今回のリリースでは組み込み _io モジュールが新たに実装され,ディクショナリとセットの包含表記,with 文における複数のコンテキストマネージャのサポート,itertools メソッドへの新機能追加,自動インデックス機能を備えた新しい文字列フォーマット処理,などが追加されました。順序付きディクショナリや新しい arqparse モジュールなど,標準ライブラリにも多くの更新が実施されています。
バグフィックスもある。
このリリースでは cPickle の大幅なパフォーマンス向上,sum 組み込み関数などの他,.NET 例外機構を使用しない高速な例外サポートが追加されています。IronPython AST (Abstruct Syntax Tree / 抽象構文木) にも改良が加えられて,メモリ使用量が大きく削減されました。このような数々の改良の結果のひとつとして,IronPython 2.6.1 に比較して起動時間がおよそ 10% 短縮されています。

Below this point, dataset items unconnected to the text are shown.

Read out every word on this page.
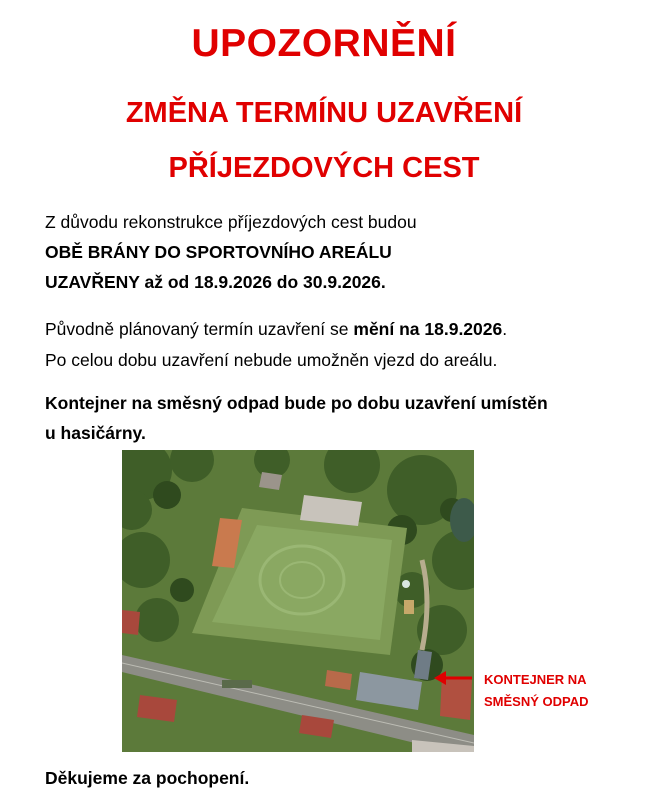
UPOZORNĚNÍ
ZMĚNA TERMÍNU UZAVŘENÍ
PŘÍJEZDOVÝCH CEST
Z důvodu rekonstrukce příjezdových cest budou
OBĚ BRÁNY DO SPORTOVNÍHO AREÁLU
UZAVŘENY až od 18.9.2026 do 30.9.2026.
Původně plánovaný termín uzavření se mění na 18.9.2026.
Po celou dobu uzavření nebude umožněn vjezd do areálu.
Kontejner na směsný odpad bude po dobu uzavření umístěn
u hasičárny.
KONTEJNER NA
SMĚSNÝ ODPAD
Děkujeme za pochopení.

今回のリリースでは,IronPython インストーラに "Visual Studio 用 IronPython ツール" をインストールするオプションも用意されている。このツールは VS 2010 上で動作して,XAML と WPF および Python クラスへの動的バインディングをサポートする。
今回のリリースは,コミュニティのみによる初めてのリリースであり,IronPython にとって大きなマイルストンである – Microsoft からの出資がなくても,この言語を引き続き改善したいと望む,活発なコミュニティが存在することを証明したのだ。Visual Studio との緊密な統合が Microsoft ユーザにはごく当然の要求機能であり,さらに IronPython MVP で同プロジェクトのコーディネータの一員でもある Jeff Hardy 氏がかつて,IronPython に Visual Studio サポートを追加することの困難さ を語っていたことを考えると,今回のリリースはさらに感慨深いものになる。

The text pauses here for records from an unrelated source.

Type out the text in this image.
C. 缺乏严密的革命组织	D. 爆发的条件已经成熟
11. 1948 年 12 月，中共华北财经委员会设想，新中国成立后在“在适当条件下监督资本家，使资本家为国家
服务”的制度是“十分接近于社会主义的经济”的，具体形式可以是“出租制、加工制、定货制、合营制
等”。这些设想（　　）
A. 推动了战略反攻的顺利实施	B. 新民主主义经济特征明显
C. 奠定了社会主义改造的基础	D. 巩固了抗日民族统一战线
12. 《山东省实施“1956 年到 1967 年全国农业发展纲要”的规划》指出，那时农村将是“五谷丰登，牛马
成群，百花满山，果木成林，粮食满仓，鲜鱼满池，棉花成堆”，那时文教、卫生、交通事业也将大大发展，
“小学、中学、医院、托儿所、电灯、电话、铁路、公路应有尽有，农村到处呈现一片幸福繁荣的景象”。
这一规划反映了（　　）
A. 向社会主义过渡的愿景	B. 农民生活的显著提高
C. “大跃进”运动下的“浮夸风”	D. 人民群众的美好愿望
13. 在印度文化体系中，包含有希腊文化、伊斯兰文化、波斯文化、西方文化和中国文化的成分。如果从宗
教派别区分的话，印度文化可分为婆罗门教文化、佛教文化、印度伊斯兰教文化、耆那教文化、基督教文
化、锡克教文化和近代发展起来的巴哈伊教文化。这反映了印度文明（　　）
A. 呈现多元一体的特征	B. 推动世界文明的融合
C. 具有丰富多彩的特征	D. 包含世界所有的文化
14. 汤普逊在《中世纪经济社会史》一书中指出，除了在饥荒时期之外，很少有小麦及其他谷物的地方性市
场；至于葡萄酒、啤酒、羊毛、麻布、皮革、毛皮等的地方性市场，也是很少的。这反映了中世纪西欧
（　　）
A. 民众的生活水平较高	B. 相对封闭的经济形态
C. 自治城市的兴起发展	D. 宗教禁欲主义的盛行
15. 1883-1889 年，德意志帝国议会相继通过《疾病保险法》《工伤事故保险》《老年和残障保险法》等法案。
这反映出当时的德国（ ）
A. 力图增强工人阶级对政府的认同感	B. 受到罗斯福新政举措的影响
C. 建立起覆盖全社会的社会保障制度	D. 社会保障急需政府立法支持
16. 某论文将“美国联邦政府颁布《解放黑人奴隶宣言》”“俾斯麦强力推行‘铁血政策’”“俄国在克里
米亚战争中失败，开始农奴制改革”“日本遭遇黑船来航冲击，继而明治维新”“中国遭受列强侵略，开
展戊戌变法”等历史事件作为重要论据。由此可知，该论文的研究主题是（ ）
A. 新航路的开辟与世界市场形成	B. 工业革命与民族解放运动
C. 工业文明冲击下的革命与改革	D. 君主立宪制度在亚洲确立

しかし IronPython を既定の組み込みツールとすることに関しては,Microsoft の発表した Python tools for Visual Studio プロジェクトとの間に,すでにある種の混乱が生じている。同プロジェクトは現在,ベータ版の段階にある。

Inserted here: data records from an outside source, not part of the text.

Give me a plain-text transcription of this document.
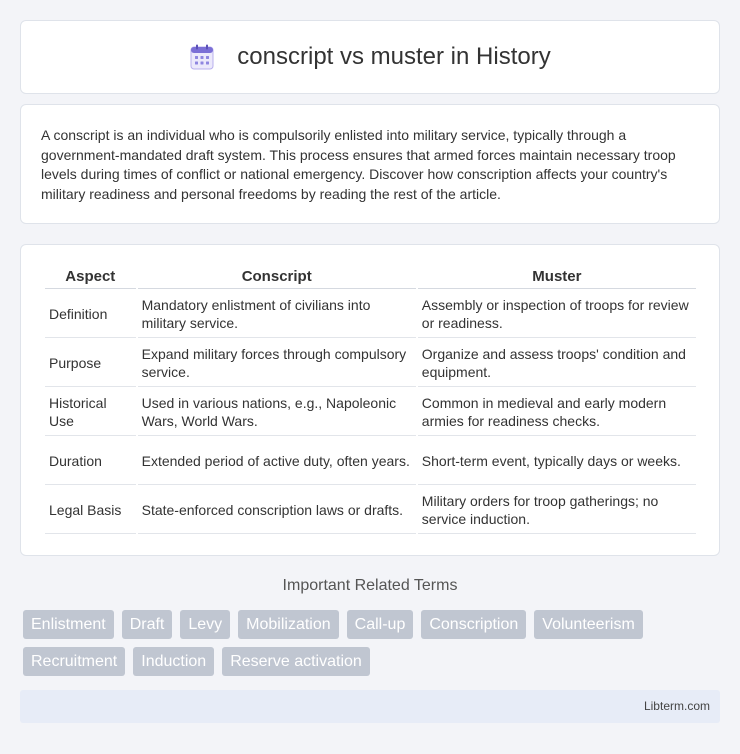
conscript vs muster in History

A conscript is an individual who is compulsorily enlisted into military service, typically through a government-mandated draft system. This process ensures that armed forces maintain necessary troop levels during times of conflict or national emergency. Discover how conscription affects your country's military readiness and personal freedoms by reading the rest of the article.

Aspect	Conscript	Muster
Definition	Mandatory enlistment of civilians into military service.	Assembly or inspection of troops for review or readiness.
Purpose	Expand military forces through compulsory service.	Organize and assess troops' condition and equipment.
Historical Use	Used in various nations, e.g., Napoleonic Wars, World Wars.	Common in medieval and early modern armies for readiness checks.
Duration	Extended period of active duty, often years.	Short-term event, typically days or weeks.
Legal Basis	State-enforced conscription laws or drafts.	Military orders for troop gatherings; no service induction.
Important Related Terms
Enlistment	Draft	Levy	Mobilization	Call-up	Conscription	Volunteerism
Recruitment	Induction	Reserve activation
Libterm.com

IronPython は .Net フレームワークと Mono を対象とする,Python プログラミング言語の実装である。Microsoft によってプロジェクトが開始され,2006 年に最初のバージョンを公開した。2007 年には,動的言語間の互換性を実現する Dynamic Language Runtime が発表 されている。その後3年近い開発期間を経て Microsoft は先日,今後の IronPython 開発をコミュニティに移管した。